# Missing On Loan-Jake, 15.2hh Dun Gelding, Slough area



## MHOL (26 October 2011)




----------



## CeeBee (26 October 2011)

What a stunner! Hope this is resolved quickly and the owner is reunited with Jake.


----------



## Tinseltoes (26 October 2011)

Lovely looking horse.Hope he is found soon and reunited with his owner.


----------



## MHOL (2 November 2011)

If it is to be believed that the whereabouts of Jake are known,  but money being demanded for his return to his distraught owner, police now are involved.


----------



## CeeBee (2 November 2011)

Fingers crossed this will now be resolved swiftly for Jake and owner


----------



## MHOL (2 November 2011)

Jake is safely returned to his owner but £2000 had to be handed over to buy her own property back even with the police in attendance.


----------



## fatpiggy (2 November 2011)

I'm glad he is back home safe, but I'm afraid the "new" owner is guilty of extortion.  I completely understand that they may have bought him in good faith, but a stolen horse is a stolen horse and they cannot by law demand payment from the original owner.  Its exactly the same if you buy a stolen car in good faith.


----------



## MHOL (2 November 2011)

fatpiggy said:



			I'm glad he is back home safe, but I'm afraid the "new" owner is guilty of extortion.  I completely understand that they may have bought him in good faith, but a stolen horse is a stolen horse and they cannot by law demand payment from the original owner.  Its exactly the same if you buy a stolen car in good faith.
		
Click to expand...

He was on loan, his owner still owned him, she lent him to the person who demanded £2000 for his return and the police were there


----------



## cally6008 (2 November 2011)

disgusting behaviour by loaner and police


----------



## Tinseltoes (2 November 2011)

cally6008 said:



			disgusting behaviour by loaner and police
		
Click to expand...

Exactly.
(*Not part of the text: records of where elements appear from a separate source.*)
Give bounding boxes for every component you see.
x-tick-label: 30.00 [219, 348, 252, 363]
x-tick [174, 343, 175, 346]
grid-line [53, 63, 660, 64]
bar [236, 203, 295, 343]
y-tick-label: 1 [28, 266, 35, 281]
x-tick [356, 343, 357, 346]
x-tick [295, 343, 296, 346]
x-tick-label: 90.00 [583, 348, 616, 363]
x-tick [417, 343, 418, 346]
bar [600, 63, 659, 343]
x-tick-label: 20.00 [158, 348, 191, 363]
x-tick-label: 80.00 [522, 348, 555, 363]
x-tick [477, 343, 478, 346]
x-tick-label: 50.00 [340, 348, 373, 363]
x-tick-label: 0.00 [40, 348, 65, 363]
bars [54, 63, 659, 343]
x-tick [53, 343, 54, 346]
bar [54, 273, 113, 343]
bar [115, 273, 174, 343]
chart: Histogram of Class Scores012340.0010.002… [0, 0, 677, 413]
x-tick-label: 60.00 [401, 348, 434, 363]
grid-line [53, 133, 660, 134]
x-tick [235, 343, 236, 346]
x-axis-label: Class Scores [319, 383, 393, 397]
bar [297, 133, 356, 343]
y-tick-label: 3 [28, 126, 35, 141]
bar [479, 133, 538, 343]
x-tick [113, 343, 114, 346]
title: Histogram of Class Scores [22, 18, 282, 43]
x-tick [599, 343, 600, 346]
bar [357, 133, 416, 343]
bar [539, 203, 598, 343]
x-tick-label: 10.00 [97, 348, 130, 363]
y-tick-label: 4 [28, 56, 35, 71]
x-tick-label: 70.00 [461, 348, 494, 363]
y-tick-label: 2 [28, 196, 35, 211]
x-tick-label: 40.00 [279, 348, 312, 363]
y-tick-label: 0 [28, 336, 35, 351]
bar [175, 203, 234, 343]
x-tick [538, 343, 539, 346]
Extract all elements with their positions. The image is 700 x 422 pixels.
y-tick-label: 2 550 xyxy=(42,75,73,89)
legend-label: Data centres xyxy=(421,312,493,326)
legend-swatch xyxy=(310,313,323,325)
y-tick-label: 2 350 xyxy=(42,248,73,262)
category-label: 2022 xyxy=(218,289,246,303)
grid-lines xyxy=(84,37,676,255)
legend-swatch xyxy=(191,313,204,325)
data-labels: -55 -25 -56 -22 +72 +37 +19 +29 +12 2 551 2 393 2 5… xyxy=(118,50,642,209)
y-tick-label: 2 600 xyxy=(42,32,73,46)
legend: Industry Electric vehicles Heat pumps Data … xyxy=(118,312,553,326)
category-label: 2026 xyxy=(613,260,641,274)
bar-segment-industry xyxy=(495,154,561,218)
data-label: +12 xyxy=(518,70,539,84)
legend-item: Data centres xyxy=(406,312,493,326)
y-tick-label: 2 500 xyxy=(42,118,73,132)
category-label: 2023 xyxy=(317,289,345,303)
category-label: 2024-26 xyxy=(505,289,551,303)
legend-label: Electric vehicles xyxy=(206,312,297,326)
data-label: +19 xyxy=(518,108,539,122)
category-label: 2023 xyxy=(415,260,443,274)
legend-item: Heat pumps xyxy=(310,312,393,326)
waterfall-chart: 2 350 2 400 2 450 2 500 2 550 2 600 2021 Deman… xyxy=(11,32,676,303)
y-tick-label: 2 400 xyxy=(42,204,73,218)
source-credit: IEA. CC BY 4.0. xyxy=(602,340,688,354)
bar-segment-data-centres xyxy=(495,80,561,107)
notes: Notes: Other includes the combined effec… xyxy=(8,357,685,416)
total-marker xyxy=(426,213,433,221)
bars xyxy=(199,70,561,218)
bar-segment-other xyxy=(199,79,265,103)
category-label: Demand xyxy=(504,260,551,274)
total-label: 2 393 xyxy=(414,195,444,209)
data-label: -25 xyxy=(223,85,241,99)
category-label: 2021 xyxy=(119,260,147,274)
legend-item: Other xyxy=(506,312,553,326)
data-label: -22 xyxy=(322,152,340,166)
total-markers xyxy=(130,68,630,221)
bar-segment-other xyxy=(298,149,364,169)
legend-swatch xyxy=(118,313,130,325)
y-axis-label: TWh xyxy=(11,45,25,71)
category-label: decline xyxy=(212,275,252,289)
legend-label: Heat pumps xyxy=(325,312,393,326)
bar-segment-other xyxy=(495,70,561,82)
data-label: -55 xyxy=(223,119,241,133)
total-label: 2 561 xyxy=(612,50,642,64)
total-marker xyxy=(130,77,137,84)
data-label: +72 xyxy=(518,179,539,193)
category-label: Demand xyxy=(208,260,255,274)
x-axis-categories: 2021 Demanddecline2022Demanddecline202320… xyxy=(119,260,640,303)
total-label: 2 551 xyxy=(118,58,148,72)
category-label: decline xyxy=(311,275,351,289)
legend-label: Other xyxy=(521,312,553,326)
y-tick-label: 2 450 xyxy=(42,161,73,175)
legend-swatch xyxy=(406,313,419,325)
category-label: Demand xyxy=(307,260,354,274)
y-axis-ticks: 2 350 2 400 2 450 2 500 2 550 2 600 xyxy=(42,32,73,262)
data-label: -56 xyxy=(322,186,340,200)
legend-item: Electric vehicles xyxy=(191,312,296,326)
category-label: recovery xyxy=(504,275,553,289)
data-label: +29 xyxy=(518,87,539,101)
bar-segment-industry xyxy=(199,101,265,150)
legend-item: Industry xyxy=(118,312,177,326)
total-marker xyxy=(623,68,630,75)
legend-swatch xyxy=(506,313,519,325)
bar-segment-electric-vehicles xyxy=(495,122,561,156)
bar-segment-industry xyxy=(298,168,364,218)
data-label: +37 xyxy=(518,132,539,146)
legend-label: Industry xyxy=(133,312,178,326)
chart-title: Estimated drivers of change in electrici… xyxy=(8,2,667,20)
Id take them to small claims court.What a cheek.


----------



## itsonlyme (2 November 2011)

I don't understand how they could possibly get away with that! Over my dead body would i buy my own horse back. I'd go to prison for forcefully taking him back, however that may be. I hope they get their money back. The police should be ashamed of themselves. :-\


----------



## Roasted Chestnuts (2 November 2011)

Thats LUDICROUS!!! What the heck were the police doing??? She owned the horse!!!

I wouldnt have paid it, I would just have turned up and taken the bleeding horse!! No matter how many padlocks or chains I had to cut 

Poor owner, I wouldnt be letting that lie!!


----------



## digitalangel (3 October 2013)

Sorry to bring up old thread - but if the owner of this horse wants to contact me, i have numerous dealings with this horrible woman including involvement of the RSPCA. She has been doing this for years and wont stop!


----------



## jumpsat (31 January 2014)

MHOL said:



			He was on loan, his owner still owned him, she lent him to the person who demanded £2000 for his return and the police were there
		
Click to expand...

could  i have your mail number  to talk direct im very interested in what you said   cheers


----------



## Moya_999 (31 January 2014)

MHOL said:








Click to expand...

OMG he is a real stunner


----------



## Mince Pie (31 January 2014)

This thread is over 2 years old, the horse is recovered.


----------